Fresh Off a Box Office Hit, Robert Eggers Offers ‘Conjuring Nosferatu’ at Film at Lincoln Center
Eggers bids us welcome to ‘a world of Gothic Romance, fairy tales, and folklore, made by filmmakers with a passion to transport the audience to another time, another place, and another way of thinking and believing.’

Scholars of Russian literature will need to weigh in on just how faithful Thorold Dickinson’s “The Queen of Spades” (1949) is to its source material, a short story of the same name by Alexander Pushkin. Sociologists should be sought out as well: Why was gambling at cards the obsession of choice amongst military men and the social elite in 19th-century Russia? Dostoevsky felt that his countrymen, being a people given to philosophical extremities, were congenitally attracted to risk.
Pushkin was no stranger to betting the odds, his fatal duel with a man presumed to be his wife’s lover being no small indicator of the tendency. It goes to the credit of director Dickinson, along with screenwriters Rodney Ackland and Arthur Boys, that “The Queen of Spades” captures the drive and delirium of the convinced gambler. They were aided by the actor Anton Albrook, whose portrayal of Captain Herman Suvorin is a study in mania barely kept in check.
“The Queen of Spades” is among a spate of movies featured in “Conjuring Nosferatu: Robert Eggers Presents” at Film at Lincoln Center. Mr. Eggers’s sumptuous reimagining of F.W. Murnau’s “Nosferatu: A Symphony of Horror” (1922) was, if not necessarily a favorite with the critics, then a solid hit at the box office. Not two weeks after its release, “Nosferatu” came in with returns that doubled its budget, making it the most profitable of the director’s four pictures. Green lights look to be in Mr. Eggers’s immediate future.

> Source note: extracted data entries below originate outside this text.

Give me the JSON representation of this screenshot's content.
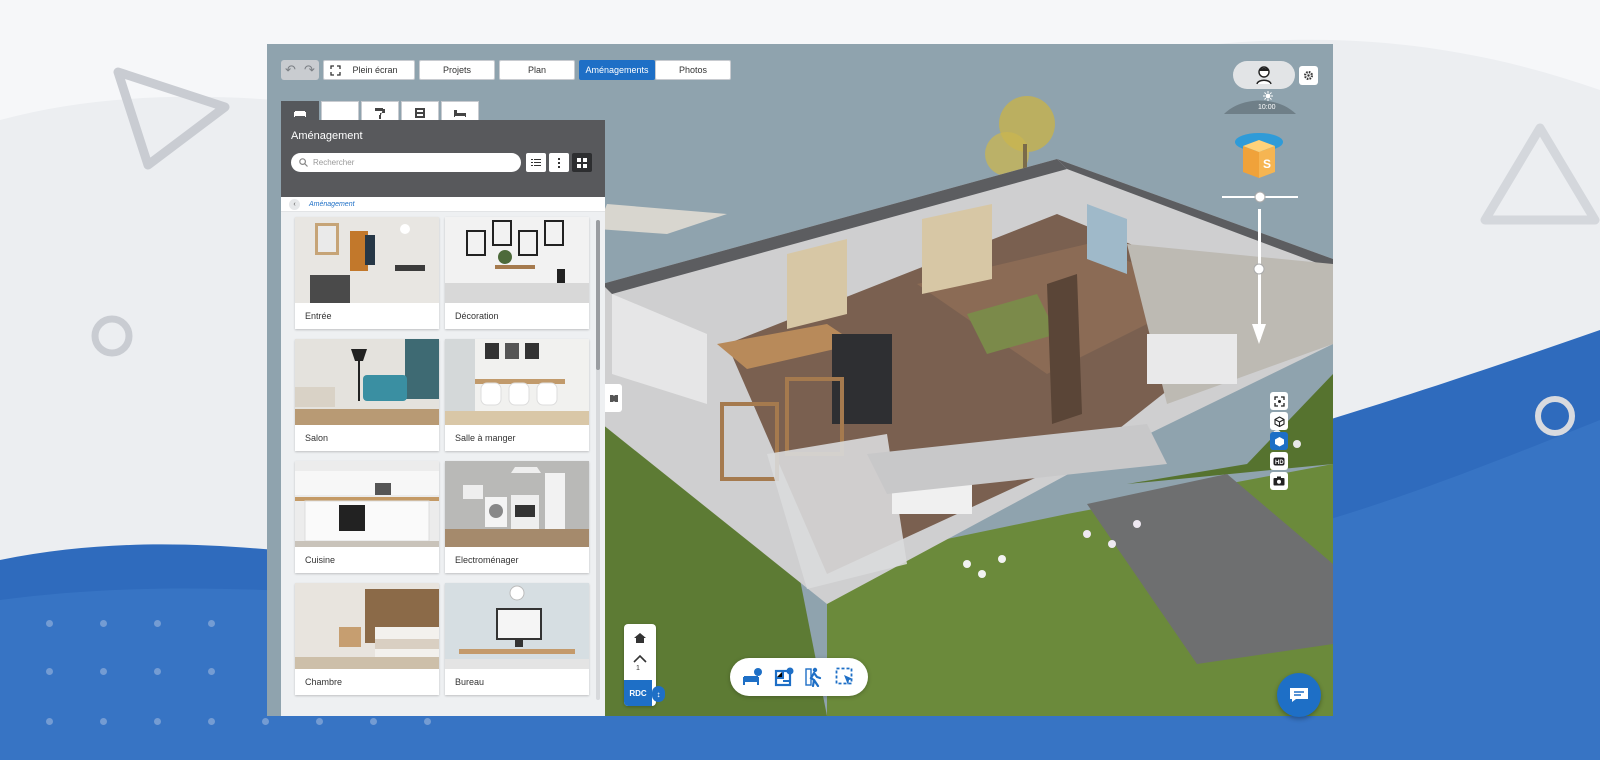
{
  "toolbar": {
    "undo_icon": "undo-icon",
    "redo_icon": "redo-icon",
    "fullscreen_label": "Plein écran",
    "tabs": [
      {
        "label": "Projets",
        "active": false
      },
      {
        "label": "Plan",
        "active": false
      },
      {
        "label": "Aménagements",
        "active": true
      },
      {
        "label": "Photos",
        "active": false
      }
    ]
  },
  "panel": {
    "tab_icons": [
      "sofa-icon",
      "blank-tab",
      "paint-roller-icon",
      "cabinet-icon",
      "bed-icon"
    ],
    "title": "Aménagement",
    "search_placeholder": "Rechercher",
    "breadcrumb": "Aménagement",
    "categories": [
      {
        "label": "Entrée"
      },
      {
        "label": "Décoration"
      },
      {
        "label": "Salon"
      },
      {
        "label": "Salle à manger"
      },
      {
        "label": "Cuisine"
      },
      {
        "label": "Electroménager"
      },
      {
        "label": "Chambre"
      },
      {
        "label": "Bureau"
      }
    ]
  },
  "view": {
    "time": "10:00",
    "floor_1": "1",
    "floor_current": "RDC"
  },
  "colors": {
    "accent": "#1e6fc6",
    "panel_header": "#58595c",
    "sky": "#8fa3ae",
    "grass": "#5d7b34"
  }
}
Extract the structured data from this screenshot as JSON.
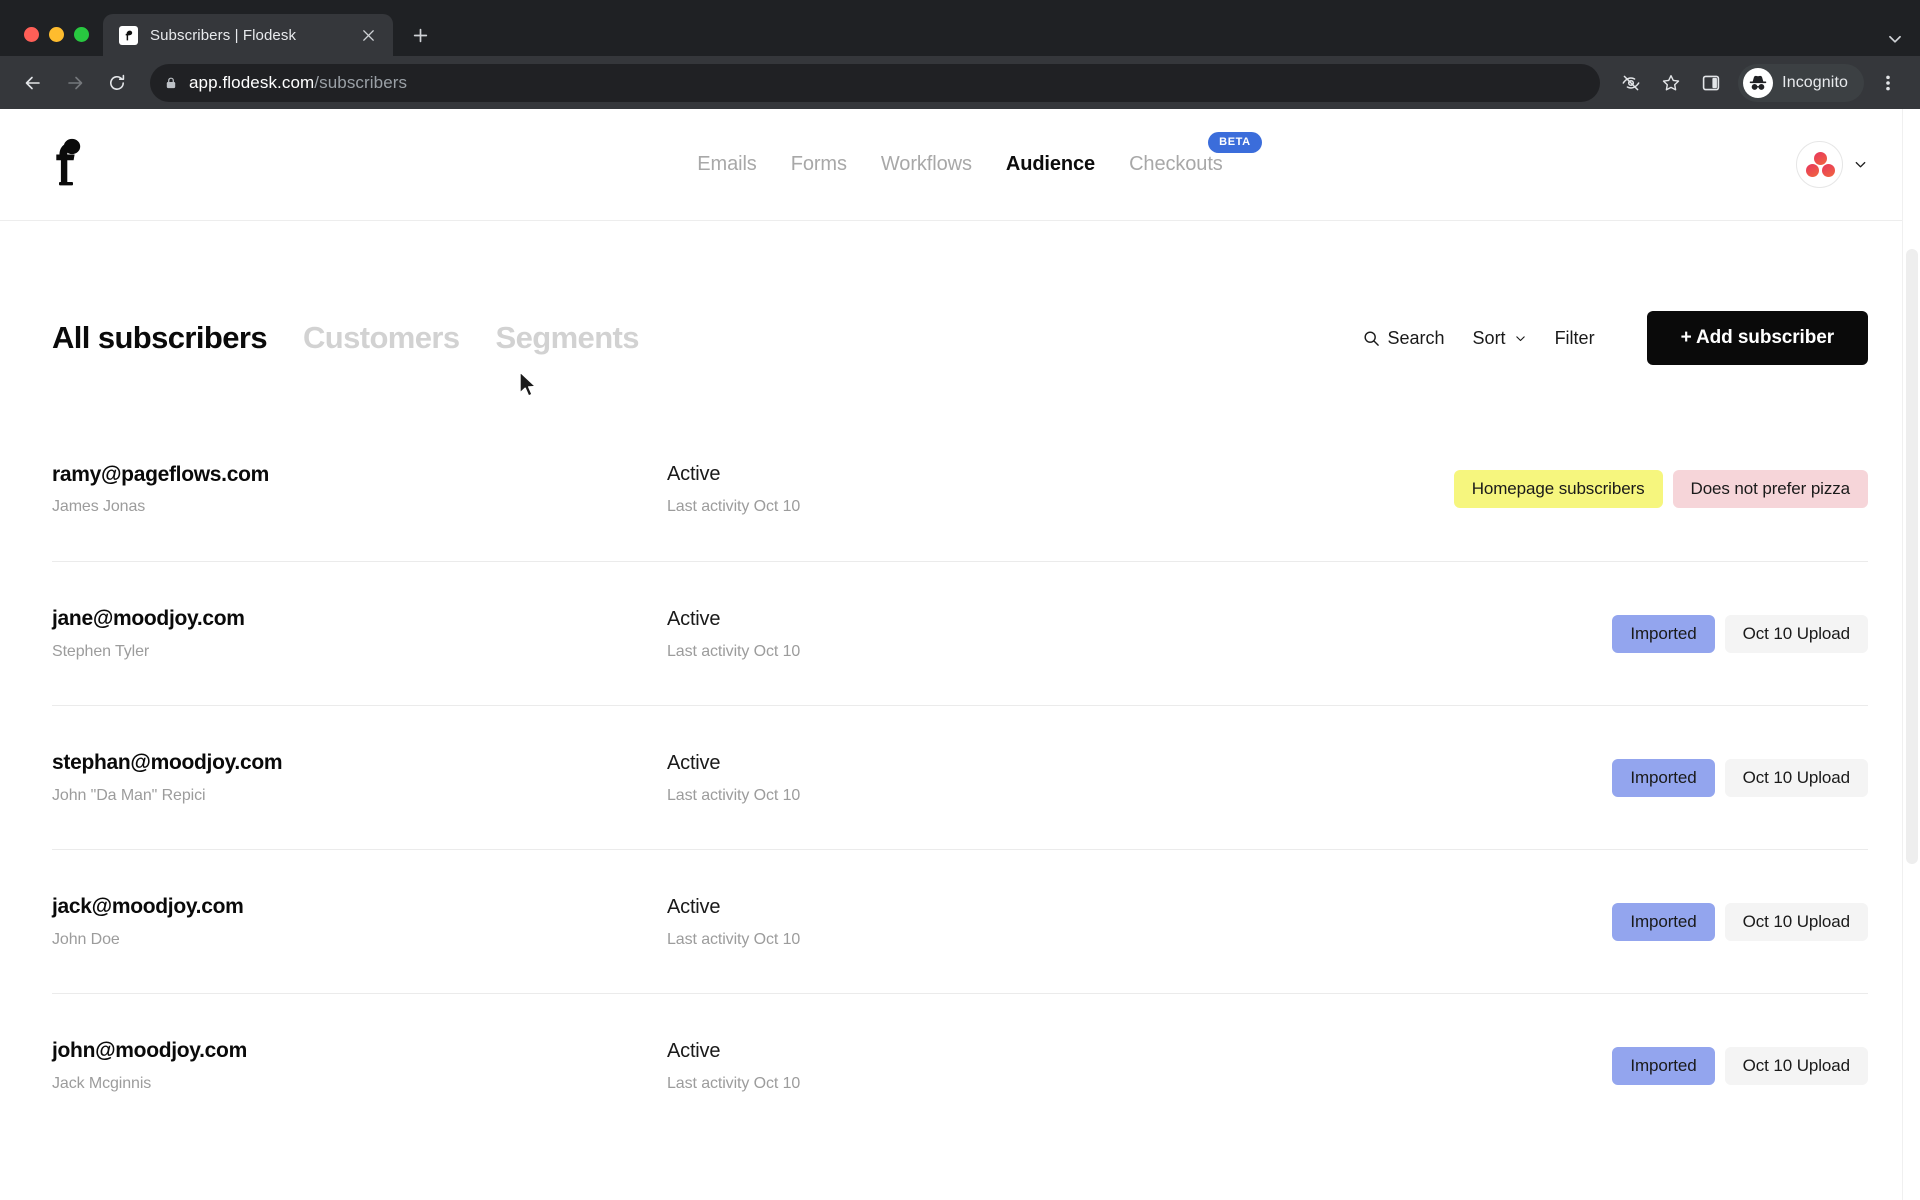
{
  "browser": {
    "tab": {
      "title": "Subscribers | Flodesk",
      "favicon": "flodesk-f-icon",
      "close_label": "×"
    },
    "new_tab_label": "+",
    "back_label": "←",
    "forward_label": "→",
    "reload_label": "⟳",
    "address": {
      "host": "app.flodesk.com",
      "path": "/subscribers",
      "lock_icon": "lock-icon"
    },
    "actions": {
      "third_party_cookies_icon": "eye-slash-icon",
      "bookmark_icon": "star-icon",
      "side_panel_icon": "side-panel-icon",
      "incognito_label": "Incognito",
      "incognito_icon": "incognito-hat-icon",
      "menu_icon": "kebab-menu-icon"
    }
  },
  "app": {
    "brand": {
      "logo_icon": "flodesk-logo-icon"
    },
    "nav": [
      {
        "label": "Emails",
        "active": false
      },
      {
        "label": "Forms",
        "active": false
      },
      {
        "label": "Workflows",
        "active": false
      },
      {
        "label": "Audience",
        "active": true
      },
      {
        "label": "Checkouts",
        "active": false,
        "badge": "BETA"
      }
    ],
    "account": {
      "avatar_icon": "user-avatar-icon",
      "chevron_icon": "chevron-down-icon"
    }
  },
  "page": {
    "view_tabs": [
      {
        "label": "All subscribers",
        "active": true
      },
      {
        "label": "Customers",
        "active": false
      },
      {
        "label": "Segments",
        "active": false
      }
    ],
    "actions": {
      "search_label": "Search",
      "search_icon": "search-icon",
      "sort_label": "Sort",
      "sort_icon": "chevron-down-icon",
      "filter_label": "Filter",
      "add_subscriber_label": "+ Add subscriber"
    },
    "subscribers": [
      {
        "email": "ramy@pageflows.com",
        "name": "James Jonas",
        "status": "Active",
        "activity": "Last activity Oct 10",
        "tags": [
          {
            "label": "Homepage subscribers",
            "bg": "#f6f67e",
            "color": "#1a1a1a"
          },
          {
            "label": "Does not prefer pizza",
            "bg": "#f6d5d9",
            "color": "#1a1a1a"
          }
        ]
      },
      {
        "email": "jane@moodjoy.com",
        "name": "Stephen Tyler",
        "status": "Active",
        "activity": "Last activity Oct 10",
        "tags": [
          {
            "label": "Imported",
            "bg": "#93a5ee",
            "color": "#1a1a1a"
          },
          {
            "label": "Oct 10 Upload",
            "bg": "#f4f4f4",
            "color": "#1a1a1a"
          }
        ]
      },
      {
        "email": "stephan@moodjoy.com",
        "name": "John \"Da Man\" Repici",
        "status": "Active",
        "activity": "Last activity Oct 10",
        "tags": [
          {
            "label": "Imported",
            "bg": "#93a5ee",
            "color": "#1a1a1a"
          },
          {
            "label": "Oct 10 Upload",
            "bg": "#f4f4f4",
            "color": "#1a1a1a"
          }
        ]
      },
      {
        "email": "jack@moodjoy.com",
        "name": "John Doe",
        "status": "Active",
        "activity": "Last activity Oct 10",
        "tags": [
          {
            "label": "Imported",
            "bg": "#93a5ee",
            "color": "#1a1a1a"
          },
          {
            "label": "Oct 10 Upload",
            "bg": "#f4f4f4",
            "color": "#1a1a1a"
          }
        ]
      },
      {
        "email": "john@moodjoy.com",
        "name": "Jack Mcginnis",
        "status": "Active",
        "activity": "Last activity Oct 10",
        "tags": [
          {
            "label": "Imported",
            "bg": "#93a5ee",
            "color": "#1a1a1a"
          },
          {
            "label": "Oct 10 Upload",
            "bg": "#f4f4f4",
            "color": "#1a1a1a"
          }
        ]
      }
    ]
  },
  "colors": {
    "accent_dark": "#0a0a0a",
    "beta_blue": "#3b6ddb",
    "tag_yellow": "#f6f67e",
    "tag_pink": "#f6d5d9",
    "tag_blue": "#93a5ee",
    "tag_gray": "#f4f4f4"
  }
}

At Lincoln Center, Mr. Eggers bids us welcome to “a world of Gothic Romance, fairy tales, and folklore, made by filmmakers with a passion to transport the audience to another time, another place, and another way of thinking and believing.” The eight movies he has chosen to accompany and elaborate upon “Nosferatu” are period pieces in which forces both inside and outside humankind’s dominion prove inescapable.

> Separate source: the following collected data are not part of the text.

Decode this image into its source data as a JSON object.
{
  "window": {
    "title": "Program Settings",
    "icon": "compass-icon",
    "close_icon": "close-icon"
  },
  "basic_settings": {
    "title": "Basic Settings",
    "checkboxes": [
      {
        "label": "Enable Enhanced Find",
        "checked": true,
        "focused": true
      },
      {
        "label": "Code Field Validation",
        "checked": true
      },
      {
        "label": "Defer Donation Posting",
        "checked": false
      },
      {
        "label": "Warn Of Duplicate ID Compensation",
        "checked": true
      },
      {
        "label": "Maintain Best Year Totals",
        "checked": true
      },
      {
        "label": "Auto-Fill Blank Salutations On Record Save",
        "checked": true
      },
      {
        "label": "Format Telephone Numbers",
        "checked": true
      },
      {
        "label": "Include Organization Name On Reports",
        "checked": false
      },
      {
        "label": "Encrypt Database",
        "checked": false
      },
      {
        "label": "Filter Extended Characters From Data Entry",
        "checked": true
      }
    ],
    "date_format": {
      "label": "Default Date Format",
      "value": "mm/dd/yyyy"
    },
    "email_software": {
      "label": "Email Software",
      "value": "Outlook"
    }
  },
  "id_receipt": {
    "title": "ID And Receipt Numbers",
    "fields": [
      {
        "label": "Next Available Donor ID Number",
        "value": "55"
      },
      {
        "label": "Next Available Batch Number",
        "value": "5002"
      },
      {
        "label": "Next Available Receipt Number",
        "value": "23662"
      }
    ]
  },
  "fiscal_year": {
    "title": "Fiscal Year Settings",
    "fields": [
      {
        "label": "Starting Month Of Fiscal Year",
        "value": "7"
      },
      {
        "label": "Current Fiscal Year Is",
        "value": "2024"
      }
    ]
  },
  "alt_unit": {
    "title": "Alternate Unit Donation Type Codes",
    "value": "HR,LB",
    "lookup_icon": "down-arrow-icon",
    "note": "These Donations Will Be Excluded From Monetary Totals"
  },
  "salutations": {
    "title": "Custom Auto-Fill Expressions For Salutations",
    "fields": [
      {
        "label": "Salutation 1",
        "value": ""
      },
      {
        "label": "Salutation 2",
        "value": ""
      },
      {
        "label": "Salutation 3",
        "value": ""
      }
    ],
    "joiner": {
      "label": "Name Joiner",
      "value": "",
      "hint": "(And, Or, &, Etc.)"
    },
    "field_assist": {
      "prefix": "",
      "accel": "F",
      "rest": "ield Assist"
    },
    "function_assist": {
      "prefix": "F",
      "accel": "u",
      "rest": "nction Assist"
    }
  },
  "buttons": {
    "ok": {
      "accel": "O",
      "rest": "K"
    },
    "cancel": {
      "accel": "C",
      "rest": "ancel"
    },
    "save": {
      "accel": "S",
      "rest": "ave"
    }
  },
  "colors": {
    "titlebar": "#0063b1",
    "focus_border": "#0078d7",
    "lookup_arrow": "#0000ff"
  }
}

Not every film will hit the sweet spot for those with a taste for cob-webbed corridors, twilight interiors, and mythical beasties. Mr. Eggers is as idiosyncratic as the next cineaste, and some of his choices, however dear, will try the patience of the most charitable soul.

Take Đordje Kadijević’s “The She-Butterfly” (1973). Although it has the distinction of being based on a story that predates the publication of Bram Stoker’s “Dracula,” Milovan Glišić’s “After Ninety Years,” the movie is, as Mr. Eggers avers, “visually naive.” At a little more than 60 minutes, this clumsy amalgam of mittel-European slapstick, backwoods eroticism, and vampiric enticements could be called a specialist’s enthusiasm.
Archie Mayo’s “Svengali” (1931) is a pre-code curiosity featuring John Barrymore as a music teacher whose powers of suggestion, particularly as they apply to attractive young women, are suspect. Then, though, Mr. Eggers scores three-for-three by including Jean Cocteau’s seminal “Beauty and the Beast” (1946), David Lean’s magisterial “Great Expectations” (1946), and Jack Clayton’s “The Innocents” (1961), the latter being among the silver screen’s finest adaptations of Henry James. Three masterpieces — not bad at all.
Make that four. Although “The Queen of Spades” is highly regarded by contemporary filmmakers like Martin Scorsese and Wes Anderson, this British-based adaptation of a Russian mainstay will, I think, be new to a lot of people. Thanks, then, to Mr. Eggers for using his clout to highlight an exquisitely appointed exercise in cinema. It’s good enough to make the most jaundiced been-there-done-that cinephile sit up and take notice.
There is a lot to extol in “The Queen of Spades.” The production values are considerable, the attention to detail daunting and the cinematography by Otto Heller moody, deep, and dramatic. Dickinson navigates the proceedings with a deft and sometimes daring hand, shaking up the story’s more lugubrious passages with sharp and quick cutting. A noblewoman near death’s door possesses the secret of the cards. What price might a venal soul pay for gaining access to that knowledge?
Other than helming the original “Gaslight” (1940) and the first feature film made in Israel, “Hill 24 Doesn’t Answer” (1955), Dickinson’s oeuvre lies under the radar and is, for that matter, relatively small: “It’s terribly difficult to direct a film you don’t want to make. … That’s why I’ve made so few,” he said. Perhaps “Conjuring Nosferatu” will spur greater interest in those few that passed this gifted filmmaker’s muster.